The party is now known as Zanu Ndonga after its split with the now ruling Zanu PF in the 1970s.
The launch of the NSF has been set for 21 July, and according to the foundation chair, Retired Bishop Chad Gandiya, the event will also mark the late iconic politician’s 100th birthday.
However, due to the Covid-19 pandemic, the event which was set to be a get-together in Harare will be now launched virtually and will be hosted through Facebook and Zoom.
Odinga will give the keynote address.
“Former Prime Minister of Kenya, His Excellency Ralia Odinga will give the keynote launch address,” Gandiya said.
“Former Prime Minister Raila Odinga was personally acquainted with the late Reverend Ndabaningi Sithole and his own ongoing role in peacebuilding.”
The launch will be held under the theme; ‘Zimbabwe’s Shared Legacy: A Foundation of Peace with Justice for Reconciliation and Unity’.
“The Ndabaningi Sithole Foundation – the Foundation or the NSF – will be launching on 21st July 2020. A day that marks what would have been the reverend Sithole’s 100th birthday,” Gandiya said.
“The launch which was originally planned to be a get-together here in Harare, but due to the Covid-19 pandemic, the launch will now be virtual.”
Reverend Sithole was also a prolific author who published 12 books in his lifetime and left a legacy as an advocate for civil rights, pan African democracy, and social-economic development in both pre- and post-independent Zimbabwe and Africa at large.
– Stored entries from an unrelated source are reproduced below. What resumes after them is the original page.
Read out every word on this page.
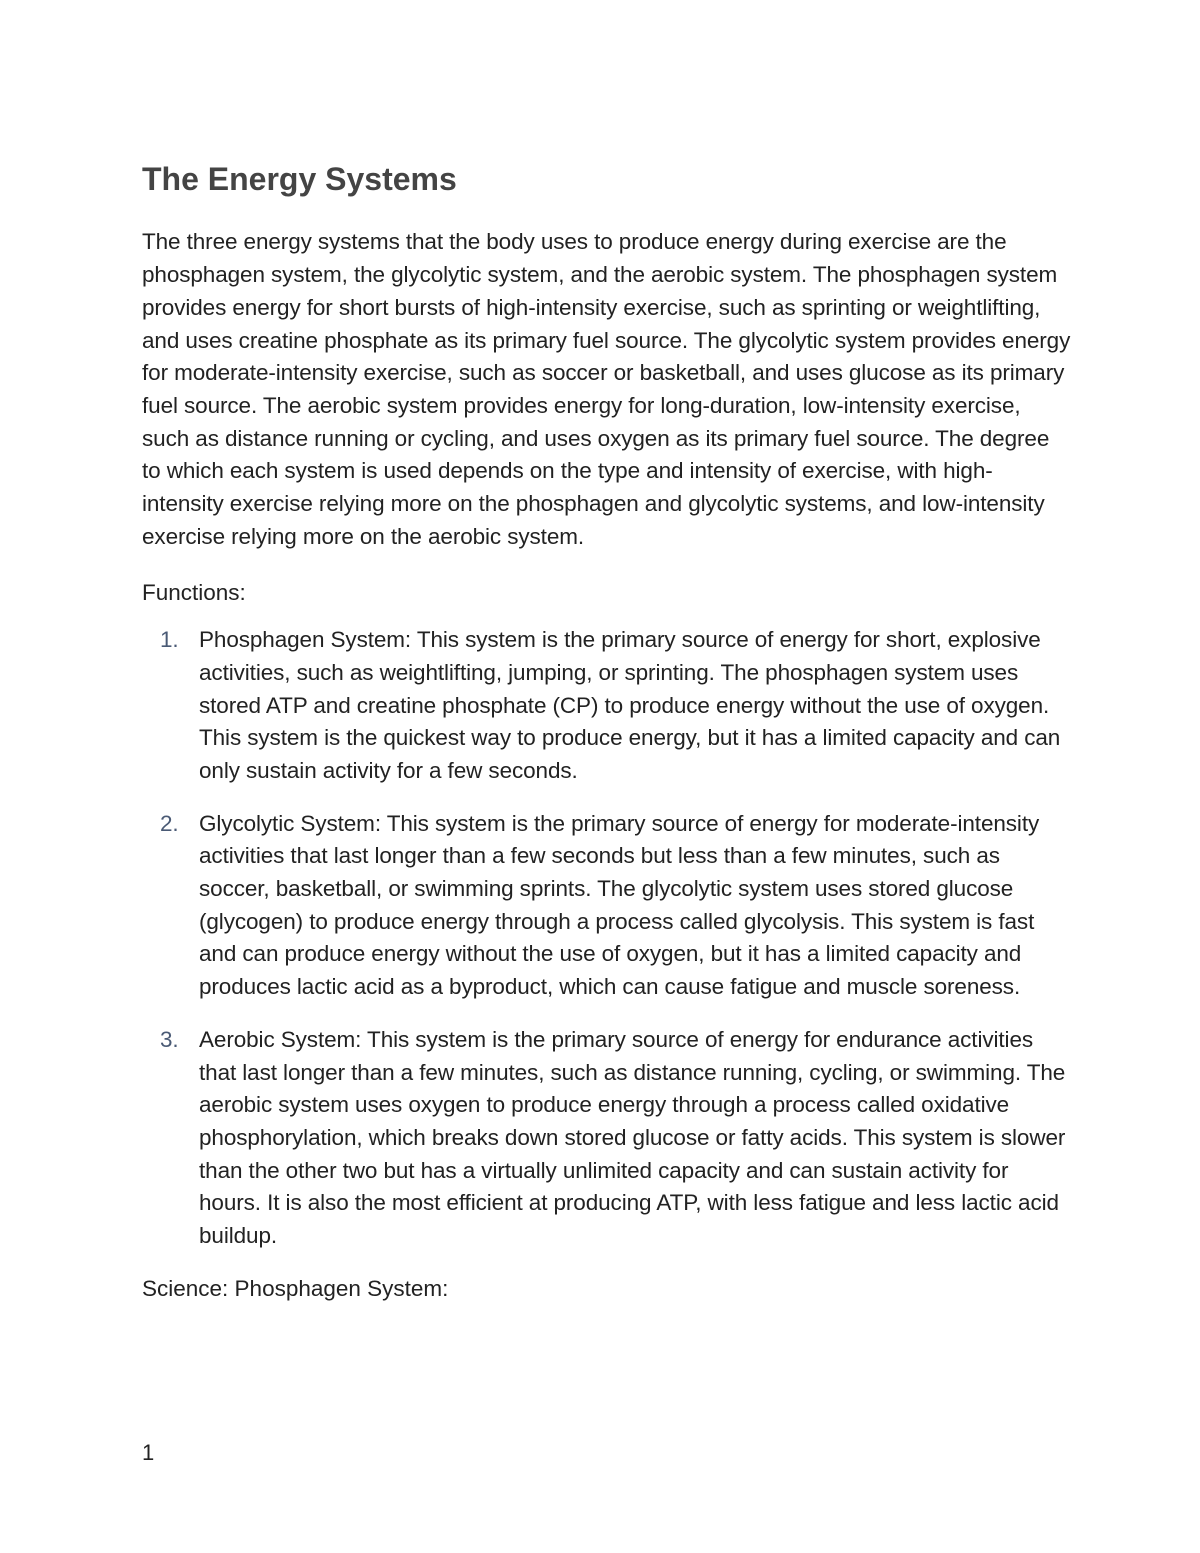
The Energy Systems

The three energy systems that the body uses to produce energy during exercise are the phosphagen system, the glycolytic system, and the aerobic system. The phosphagen system provides energy for short bursts of high-intensity exercise, such as sprinting or weightlifting, and uses creatine phosphate as its primary fuel source. The glycolytic system provides energy for moderate-intensity exercise, such as soccer or basketball, and uses glucose as its primary fuel source. The aerobic system provides energy for long-duration, low-intensity exercise, such as distance running or cycling, and uses oxygen as its primary fuel source. The degree to which each system is used depends on the type and intensity of exercise, with high-intensity exercise relying more on the phosphagen and glycolytic systems, and low-intensity exercise relying more on the aerobic system.

Functions:

1. Phosphagen System: This system is the primary source of energy for short, explosive activities, such as weightlifting, jumping, or sprinting. The phosphagen system uses stored ATP and creatine phosphate (CP) to produce energy without the use of oxygen. This system is the quickest way to produce energy, but it has a limited capacity and can only sustain activity for a few seconds.
2. Glycolytic System: This system is the primary source of energy for moderate-intensity activities that last longer than a few seconds but less than a few minutes, such as soccer, basketball, or swimming sprints. The glycolytic system uses stored glucose (glycogen) to produce energy through a process called glycolysis. This system is fast and can produce energy without the use of oxygen, but it has a limited capacity and produces lactic acid as a byproduct, which can cause fatigue and muscle soreness.
3. Aerobic System: This system is the primary source of energy for endurance activities that last longer than a few minutes, such as distance running, cycling, or swimming. The aerobic system uses oxygen to produce energy through a process called oxidative phosphorylation, which breaks down stored glucose or fatty acids. This system is slower than the other two but has a virtually unlimited capacity and can sustain activity for hours. It is also the most efficient at producing ATP, with less fatigue and less lactic acid buildup.

Science: Phosphagen System:

1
The foundation was established by the family, friends, and well-wishers to celebrate and honour the late reverend’s illustrious life.
He spent 10 years in prison after the then Rhodesia government banned Zanu. After independence, he was persecuted by the Robert Mugabe regime and was at one time arrested for treason.
Fearing for his life from political enemies, Sithole went into self-imposed exile first in the UK in the early 1980s and then in the US, returning to Zimbabwe in January 1992.
He was elected to Parliament in the stronghold of Chipinge and was a candidate in the 1996 presidential election – though he withdrew shortly before the election after claiming that Mugabe’s Zanu PF was undermining his campaign.
In December 1997, he was tried and convicted at the High Court of conspiring with the party’s youth militia Chimwenje to assassinate Mugabe and the government disqualified him from attending Parliament.
He was granted the right to appeal, but the case was never heard by the Supreme Court. Sithole was allowed bail due to deteriorating health.
However, Sithole’s Zanu again won the Chipinge seat in the June 2000 elections.
He died on 12 December 2000 in the US.